Where do you come from?
Düsseldorf.
Dussel-What?
Düsseldorf.
Aaaaaha. Where again is it?
China.
Interesting.

Düsseldorf is probably not the hottest topic to start a conversation abroad. Ok, it’s not Paris (although Düsseldorfers call it –for whathever reason “Little Paris”), but it’s also not Marshall, Texas.
If you are on a patent conference, this is different. Why that? Is it, because IP lawyers are a special breed, individual characters, not commercially streamlined, choosing a weird location for holidays? No, it’s because chances are good that their clients have been involved already in patent litigation in Düsseldorf or they have at least heard of it as being an important venue for patent litigation. Insofar it’s more like Marshall, Texas than like Paris.
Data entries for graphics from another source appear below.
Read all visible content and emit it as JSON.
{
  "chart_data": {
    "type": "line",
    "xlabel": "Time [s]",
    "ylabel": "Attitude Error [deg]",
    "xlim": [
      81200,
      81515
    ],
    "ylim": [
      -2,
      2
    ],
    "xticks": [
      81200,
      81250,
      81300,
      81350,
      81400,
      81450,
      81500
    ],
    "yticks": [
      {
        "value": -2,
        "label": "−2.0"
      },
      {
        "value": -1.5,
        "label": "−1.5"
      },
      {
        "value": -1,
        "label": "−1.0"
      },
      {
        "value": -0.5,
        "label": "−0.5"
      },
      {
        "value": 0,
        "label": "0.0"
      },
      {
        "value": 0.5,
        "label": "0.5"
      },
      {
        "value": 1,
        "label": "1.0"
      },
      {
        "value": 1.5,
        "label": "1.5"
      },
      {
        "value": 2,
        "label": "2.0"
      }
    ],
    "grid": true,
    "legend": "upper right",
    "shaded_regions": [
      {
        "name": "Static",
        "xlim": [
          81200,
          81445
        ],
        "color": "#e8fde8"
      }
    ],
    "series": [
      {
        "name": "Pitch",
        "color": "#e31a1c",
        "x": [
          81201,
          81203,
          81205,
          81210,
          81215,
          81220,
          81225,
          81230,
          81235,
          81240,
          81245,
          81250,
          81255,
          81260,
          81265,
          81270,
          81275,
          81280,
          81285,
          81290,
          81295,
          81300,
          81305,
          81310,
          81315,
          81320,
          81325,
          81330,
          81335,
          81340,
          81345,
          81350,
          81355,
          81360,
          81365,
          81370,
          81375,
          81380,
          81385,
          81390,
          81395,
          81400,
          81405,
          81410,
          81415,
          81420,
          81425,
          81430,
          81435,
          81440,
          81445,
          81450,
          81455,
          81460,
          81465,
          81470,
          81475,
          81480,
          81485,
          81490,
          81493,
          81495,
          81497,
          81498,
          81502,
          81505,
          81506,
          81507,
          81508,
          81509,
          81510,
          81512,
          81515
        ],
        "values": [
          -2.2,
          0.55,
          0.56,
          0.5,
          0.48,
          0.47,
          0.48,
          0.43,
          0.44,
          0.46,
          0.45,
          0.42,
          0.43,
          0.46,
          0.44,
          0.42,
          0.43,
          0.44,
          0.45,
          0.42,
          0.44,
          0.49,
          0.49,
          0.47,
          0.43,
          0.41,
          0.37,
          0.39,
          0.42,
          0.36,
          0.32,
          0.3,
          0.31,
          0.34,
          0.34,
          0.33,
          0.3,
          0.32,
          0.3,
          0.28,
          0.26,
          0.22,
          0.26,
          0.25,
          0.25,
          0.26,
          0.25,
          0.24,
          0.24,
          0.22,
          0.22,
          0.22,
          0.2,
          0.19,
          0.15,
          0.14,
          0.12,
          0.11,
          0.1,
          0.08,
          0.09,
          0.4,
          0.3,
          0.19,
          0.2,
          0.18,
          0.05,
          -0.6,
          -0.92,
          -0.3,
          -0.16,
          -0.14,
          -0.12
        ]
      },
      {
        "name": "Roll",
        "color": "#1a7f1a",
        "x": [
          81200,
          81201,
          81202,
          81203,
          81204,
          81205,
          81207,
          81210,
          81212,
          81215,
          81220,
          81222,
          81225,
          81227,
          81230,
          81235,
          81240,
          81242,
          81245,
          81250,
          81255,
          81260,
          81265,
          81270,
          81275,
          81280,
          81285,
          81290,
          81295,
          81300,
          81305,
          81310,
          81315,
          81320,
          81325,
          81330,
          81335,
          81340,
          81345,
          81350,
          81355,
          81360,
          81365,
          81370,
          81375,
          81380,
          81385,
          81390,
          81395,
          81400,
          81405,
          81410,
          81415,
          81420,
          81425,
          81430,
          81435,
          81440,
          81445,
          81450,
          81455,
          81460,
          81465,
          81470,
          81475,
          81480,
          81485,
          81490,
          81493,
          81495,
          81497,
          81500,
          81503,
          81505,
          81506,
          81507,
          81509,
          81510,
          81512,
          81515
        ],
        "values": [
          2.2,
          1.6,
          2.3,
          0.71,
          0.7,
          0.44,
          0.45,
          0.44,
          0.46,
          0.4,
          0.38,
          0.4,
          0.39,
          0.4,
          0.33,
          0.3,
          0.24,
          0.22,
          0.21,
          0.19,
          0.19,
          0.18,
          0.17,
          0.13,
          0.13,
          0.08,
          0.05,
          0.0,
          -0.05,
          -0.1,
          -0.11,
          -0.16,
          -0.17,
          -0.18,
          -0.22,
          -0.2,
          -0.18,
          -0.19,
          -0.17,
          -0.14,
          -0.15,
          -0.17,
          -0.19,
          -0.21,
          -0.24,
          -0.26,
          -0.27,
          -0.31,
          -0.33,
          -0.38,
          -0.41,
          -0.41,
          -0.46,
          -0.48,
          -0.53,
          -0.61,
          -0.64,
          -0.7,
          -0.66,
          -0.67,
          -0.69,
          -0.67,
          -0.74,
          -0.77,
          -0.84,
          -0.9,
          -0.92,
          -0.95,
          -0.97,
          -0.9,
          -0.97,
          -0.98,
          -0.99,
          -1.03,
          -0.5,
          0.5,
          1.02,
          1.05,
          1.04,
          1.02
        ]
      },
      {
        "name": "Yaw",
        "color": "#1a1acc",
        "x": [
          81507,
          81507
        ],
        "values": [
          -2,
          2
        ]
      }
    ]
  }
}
What makes it special? If you enter the building which is said to be the court house you wonder whether you have been mislead by the taxi driver. Ugly post war architecture. With an ancient elevator which seems to have seen its last inspection in the Sixties you go to the second floor to room R 265, which has seen its better days when “12 Angry Men” came into cinema. Small, with shabby furniture, the paint being as old as the building. The carpet on the floor oszillates between brown, yellow and green, as if Justitia has vomited because she receives so little respect from the state housing her. The worst is that the windows don’t open to let the sweat of the attorneys and clients evaporate in summer, when it can be quite hot and humid in Düsseldorf. There is a clock on the wall opposite the bench of judges, but it has no clock hand. Shame, it’s Germany, known to be always on time. Probably the clock hand has been removed to disguise that the tight time schedule for the hearing day (several hearings on the same day following one after the other) is often exceeded. It is inconceivable that the “Who is Who” of the international economy has actually appeared in this court room in patent cases. But they did: Last year this sad and shabby room has seen 560 patent cases.
Is it this ugliness which makes it so popular? One might think so if one enters the second most popular court for patent cases, the District Court of Mannheim. Likewise, it is housed in an extraordinary ugly building, albeit opposite to a large baroque castle. The court room has no windows, however, at least it’s clean and offers more space. Based on these empirical data one has to assume that popularity correlates with ugliness. Since the Düsseldorf court is the ugliest, it’s the most popular.
However, the truth is: The court sits in the middle of bars and cafés in the old part of the town, the party mile. That’s why it is so popular.
The sad thing is, the court has just moved to another location amidst the “Bronx” of Düsseldorf. How this will influence judicature in future will be reported regularly in this blog.